SBI wants to 'charge' MTM losses to balance sheet

Lender makes presentation to RBI on the proposal

Abhijit Lele Mumbai
Last Updated : Feb 28 2014 | 2:04 AM IST
Faced with the prospects of a severe pressure on profitability, State Bank of India has requested the Reserve Bank of India to allow it to charge mark-to-market (MTM, writing down assets in line with current valuations) losses to its balance sheet instead of profit-and-loss accounts, to soften the blow.

A senior SBI executive said that making provisions for MTM losses, especially for the huge government bonds portfolio, from annual accounts (profit and loss) hits the current performance profitability. The bank had recently made a representation to the banking regulator.

The way out is to take MTM losses through the balance sheet, which, with its large size, is in a much better position to absorb the shocks than just the annual accounts, the executive quoted above said.

According to another SBI executive, beside the provision for losses on treasury operations, there is also the pressure of set-aside amounts for bad loans and wage revision.

One analyst with a large Indian broking house said banks are holding large portfolio of government securities to meet the statutory liquidity ratio (SLR) norms (24 per cent) prescribed by the regulator.

Bond prices have eroded in the past few quarters, putting immense pressure on banks to make provisions out of quarterly profits. The regulatory requirement should not impact the current performance, analyst said.

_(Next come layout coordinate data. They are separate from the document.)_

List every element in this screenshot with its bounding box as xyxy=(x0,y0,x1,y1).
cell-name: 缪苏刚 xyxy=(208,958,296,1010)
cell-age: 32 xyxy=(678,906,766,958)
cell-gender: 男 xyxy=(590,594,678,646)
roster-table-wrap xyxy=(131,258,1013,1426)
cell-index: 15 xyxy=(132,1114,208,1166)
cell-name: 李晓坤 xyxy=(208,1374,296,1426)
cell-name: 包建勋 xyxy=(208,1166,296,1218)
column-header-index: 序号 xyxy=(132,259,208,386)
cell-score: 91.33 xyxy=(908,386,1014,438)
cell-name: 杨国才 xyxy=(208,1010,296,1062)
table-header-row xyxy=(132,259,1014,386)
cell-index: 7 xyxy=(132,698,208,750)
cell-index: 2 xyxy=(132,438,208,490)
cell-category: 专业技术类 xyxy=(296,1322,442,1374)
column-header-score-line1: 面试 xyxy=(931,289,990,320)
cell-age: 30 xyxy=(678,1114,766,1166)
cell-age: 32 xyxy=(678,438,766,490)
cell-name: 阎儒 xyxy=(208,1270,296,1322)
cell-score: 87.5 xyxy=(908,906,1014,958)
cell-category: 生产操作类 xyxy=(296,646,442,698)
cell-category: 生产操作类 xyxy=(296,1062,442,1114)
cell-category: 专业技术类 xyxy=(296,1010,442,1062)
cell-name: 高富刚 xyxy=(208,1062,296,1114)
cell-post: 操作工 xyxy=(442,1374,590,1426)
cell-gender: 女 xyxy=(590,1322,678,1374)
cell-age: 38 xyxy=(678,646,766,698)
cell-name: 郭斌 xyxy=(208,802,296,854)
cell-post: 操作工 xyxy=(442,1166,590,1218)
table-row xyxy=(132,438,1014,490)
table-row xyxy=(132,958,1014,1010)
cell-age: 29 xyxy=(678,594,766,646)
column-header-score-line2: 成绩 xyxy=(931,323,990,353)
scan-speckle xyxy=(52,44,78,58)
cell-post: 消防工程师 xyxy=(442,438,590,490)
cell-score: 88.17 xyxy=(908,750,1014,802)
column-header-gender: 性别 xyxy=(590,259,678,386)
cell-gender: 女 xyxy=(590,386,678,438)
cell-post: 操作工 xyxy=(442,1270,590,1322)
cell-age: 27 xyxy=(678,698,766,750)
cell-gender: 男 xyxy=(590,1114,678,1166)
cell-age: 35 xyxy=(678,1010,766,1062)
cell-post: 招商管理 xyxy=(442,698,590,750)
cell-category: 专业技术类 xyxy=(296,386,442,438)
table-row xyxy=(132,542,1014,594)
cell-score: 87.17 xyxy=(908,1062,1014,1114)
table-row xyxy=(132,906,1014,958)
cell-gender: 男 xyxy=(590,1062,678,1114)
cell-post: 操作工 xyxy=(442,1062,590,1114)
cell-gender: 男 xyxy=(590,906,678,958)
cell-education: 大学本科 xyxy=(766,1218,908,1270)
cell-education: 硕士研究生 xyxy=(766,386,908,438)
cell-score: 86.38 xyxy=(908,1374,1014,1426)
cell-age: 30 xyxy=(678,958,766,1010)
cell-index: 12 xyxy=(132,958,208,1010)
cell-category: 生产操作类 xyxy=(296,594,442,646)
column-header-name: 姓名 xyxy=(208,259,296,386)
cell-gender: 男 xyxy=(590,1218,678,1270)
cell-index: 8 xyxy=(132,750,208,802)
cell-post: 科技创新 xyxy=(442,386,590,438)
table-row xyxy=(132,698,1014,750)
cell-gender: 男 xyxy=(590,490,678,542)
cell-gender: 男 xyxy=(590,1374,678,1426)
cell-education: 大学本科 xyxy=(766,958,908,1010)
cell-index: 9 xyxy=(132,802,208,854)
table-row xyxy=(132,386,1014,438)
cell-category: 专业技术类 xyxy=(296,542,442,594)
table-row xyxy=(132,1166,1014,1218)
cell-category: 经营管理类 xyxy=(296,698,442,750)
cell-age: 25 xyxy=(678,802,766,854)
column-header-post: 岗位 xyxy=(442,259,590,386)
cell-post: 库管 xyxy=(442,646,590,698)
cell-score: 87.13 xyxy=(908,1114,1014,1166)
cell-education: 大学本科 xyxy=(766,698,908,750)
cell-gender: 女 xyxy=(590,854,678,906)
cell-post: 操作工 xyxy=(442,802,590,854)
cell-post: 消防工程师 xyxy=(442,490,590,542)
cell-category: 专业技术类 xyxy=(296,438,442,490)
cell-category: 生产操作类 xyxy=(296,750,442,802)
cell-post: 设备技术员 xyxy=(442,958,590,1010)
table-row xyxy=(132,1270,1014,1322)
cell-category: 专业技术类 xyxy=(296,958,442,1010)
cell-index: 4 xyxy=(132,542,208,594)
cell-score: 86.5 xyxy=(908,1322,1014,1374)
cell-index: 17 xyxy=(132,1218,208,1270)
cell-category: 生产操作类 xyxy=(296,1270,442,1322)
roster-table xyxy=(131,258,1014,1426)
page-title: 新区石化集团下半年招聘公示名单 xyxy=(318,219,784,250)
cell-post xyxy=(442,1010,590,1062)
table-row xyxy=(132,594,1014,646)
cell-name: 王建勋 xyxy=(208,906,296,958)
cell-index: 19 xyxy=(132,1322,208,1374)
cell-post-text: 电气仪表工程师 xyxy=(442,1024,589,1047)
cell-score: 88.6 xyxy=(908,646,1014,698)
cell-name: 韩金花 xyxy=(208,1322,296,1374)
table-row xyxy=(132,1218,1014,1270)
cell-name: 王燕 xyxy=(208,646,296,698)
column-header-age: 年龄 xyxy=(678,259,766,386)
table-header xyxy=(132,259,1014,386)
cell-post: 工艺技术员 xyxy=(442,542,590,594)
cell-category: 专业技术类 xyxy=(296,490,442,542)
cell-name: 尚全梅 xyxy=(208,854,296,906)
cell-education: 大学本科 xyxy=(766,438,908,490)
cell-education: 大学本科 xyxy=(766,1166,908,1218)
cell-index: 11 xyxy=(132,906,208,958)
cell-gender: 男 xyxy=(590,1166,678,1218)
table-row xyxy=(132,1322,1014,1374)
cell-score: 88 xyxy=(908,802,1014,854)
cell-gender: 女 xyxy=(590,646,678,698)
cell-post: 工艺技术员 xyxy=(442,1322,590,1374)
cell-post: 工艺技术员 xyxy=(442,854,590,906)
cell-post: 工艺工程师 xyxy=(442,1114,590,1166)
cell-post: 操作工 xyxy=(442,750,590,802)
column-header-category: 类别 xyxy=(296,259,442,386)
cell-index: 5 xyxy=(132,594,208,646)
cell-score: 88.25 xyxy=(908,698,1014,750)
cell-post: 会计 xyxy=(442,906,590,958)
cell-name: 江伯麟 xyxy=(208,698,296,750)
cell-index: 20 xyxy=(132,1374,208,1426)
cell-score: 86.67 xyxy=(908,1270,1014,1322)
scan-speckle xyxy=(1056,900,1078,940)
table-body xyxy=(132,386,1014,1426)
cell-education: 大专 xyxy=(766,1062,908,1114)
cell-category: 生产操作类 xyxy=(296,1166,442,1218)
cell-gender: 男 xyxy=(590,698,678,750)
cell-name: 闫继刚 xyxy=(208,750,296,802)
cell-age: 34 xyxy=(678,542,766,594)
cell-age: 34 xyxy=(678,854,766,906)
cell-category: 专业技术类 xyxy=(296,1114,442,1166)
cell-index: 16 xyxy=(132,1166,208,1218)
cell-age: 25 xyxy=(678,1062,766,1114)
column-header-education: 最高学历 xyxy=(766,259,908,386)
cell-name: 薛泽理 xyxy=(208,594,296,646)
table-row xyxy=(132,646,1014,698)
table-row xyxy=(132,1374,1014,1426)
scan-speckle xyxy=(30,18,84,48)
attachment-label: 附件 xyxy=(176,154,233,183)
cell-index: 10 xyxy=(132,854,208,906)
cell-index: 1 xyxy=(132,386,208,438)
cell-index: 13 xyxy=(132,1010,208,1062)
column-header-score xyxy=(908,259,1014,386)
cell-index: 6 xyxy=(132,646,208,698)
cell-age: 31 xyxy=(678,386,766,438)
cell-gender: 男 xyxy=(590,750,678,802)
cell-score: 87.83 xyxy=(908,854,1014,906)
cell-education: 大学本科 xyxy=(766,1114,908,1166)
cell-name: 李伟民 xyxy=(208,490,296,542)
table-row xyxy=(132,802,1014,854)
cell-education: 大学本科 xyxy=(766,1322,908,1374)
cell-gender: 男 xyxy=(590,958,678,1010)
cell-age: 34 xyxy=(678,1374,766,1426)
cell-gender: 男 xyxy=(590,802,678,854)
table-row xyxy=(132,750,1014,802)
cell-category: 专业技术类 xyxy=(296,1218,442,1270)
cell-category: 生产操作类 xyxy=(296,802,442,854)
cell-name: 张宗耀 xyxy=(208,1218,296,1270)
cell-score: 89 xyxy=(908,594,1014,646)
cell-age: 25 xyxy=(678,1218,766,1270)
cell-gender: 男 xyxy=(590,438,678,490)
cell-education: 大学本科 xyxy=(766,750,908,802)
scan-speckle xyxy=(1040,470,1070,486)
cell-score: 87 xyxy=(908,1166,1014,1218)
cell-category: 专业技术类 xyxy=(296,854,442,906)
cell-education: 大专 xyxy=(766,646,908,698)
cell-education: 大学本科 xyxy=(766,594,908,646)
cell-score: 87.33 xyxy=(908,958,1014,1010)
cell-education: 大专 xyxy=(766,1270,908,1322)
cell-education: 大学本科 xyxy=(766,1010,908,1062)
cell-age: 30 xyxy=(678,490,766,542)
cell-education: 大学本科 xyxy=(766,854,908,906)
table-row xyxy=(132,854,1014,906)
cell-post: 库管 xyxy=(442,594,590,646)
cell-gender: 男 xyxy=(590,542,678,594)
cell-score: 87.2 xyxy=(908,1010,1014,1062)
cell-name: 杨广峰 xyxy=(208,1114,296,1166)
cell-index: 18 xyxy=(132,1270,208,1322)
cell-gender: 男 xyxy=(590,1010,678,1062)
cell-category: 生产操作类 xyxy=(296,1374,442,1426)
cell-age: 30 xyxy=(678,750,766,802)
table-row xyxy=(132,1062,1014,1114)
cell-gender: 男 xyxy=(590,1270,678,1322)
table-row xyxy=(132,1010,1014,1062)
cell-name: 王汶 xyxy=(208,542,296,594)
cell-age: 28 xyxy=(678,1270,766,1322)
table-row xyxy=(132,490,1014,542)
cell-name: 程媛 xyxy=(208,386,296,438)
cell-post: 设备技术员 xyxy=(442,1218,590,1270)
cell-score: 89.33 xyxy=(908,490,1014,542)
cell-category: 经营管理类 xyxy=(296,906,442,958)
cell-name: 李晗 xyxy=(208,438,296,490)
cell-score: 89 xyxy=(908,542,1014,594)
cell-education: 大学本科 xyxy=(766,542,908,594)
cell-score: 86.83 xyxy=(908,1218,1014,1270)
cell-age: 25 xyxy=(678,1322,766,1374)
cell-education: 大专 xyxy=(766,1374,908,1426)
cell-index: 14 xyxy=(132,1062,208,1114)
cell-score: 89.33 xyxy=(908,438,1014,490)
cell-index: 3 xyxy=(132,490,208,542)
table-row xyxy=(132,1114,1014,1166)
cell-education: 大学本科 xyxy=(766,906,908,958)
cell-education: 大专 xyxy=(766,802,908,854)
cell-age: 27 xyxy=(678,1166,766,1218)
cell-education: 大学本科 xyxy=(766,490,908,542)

Early in the last decade, RBI had advised banks to create investment fluctuation reserves (IFR) when they were transiting to Basel-II norms. IFR was to build up adequate reserves to guard against any possible reversal of interest rate environment in future due to unexpected developments. Banks were advised to build up IFR of a minimum five per cent of the investment portfolio within a period of five years.

On the back of four straight quarters of fall in net profits, SBI has embarked on a one-year action plan to contain slippages and improve profitability. It reported a 34 per cent year-on-year decline in net profit for the quarter ended December 2013 to Rs 2,234 crore.

To start with, the bank identified four areas where efforts will be beefed up. These are: containing slippages, cost control, boosting other income stream and improving employee productivity. The lender has also divided the action plan in four time frames, starting from 40 days to one year. All goals have been sub-divided into various time buckets - next 40 days, three months, six months and one year. The exact targets for each time bucket have not yet been firmed up as of now.

The aim is to show better performance in the fourth quarter, which would be the basis for long-term uptick in overall credit and financial profile. It will go beyond the numbers to make the organisation robust and motivate employees, an official said.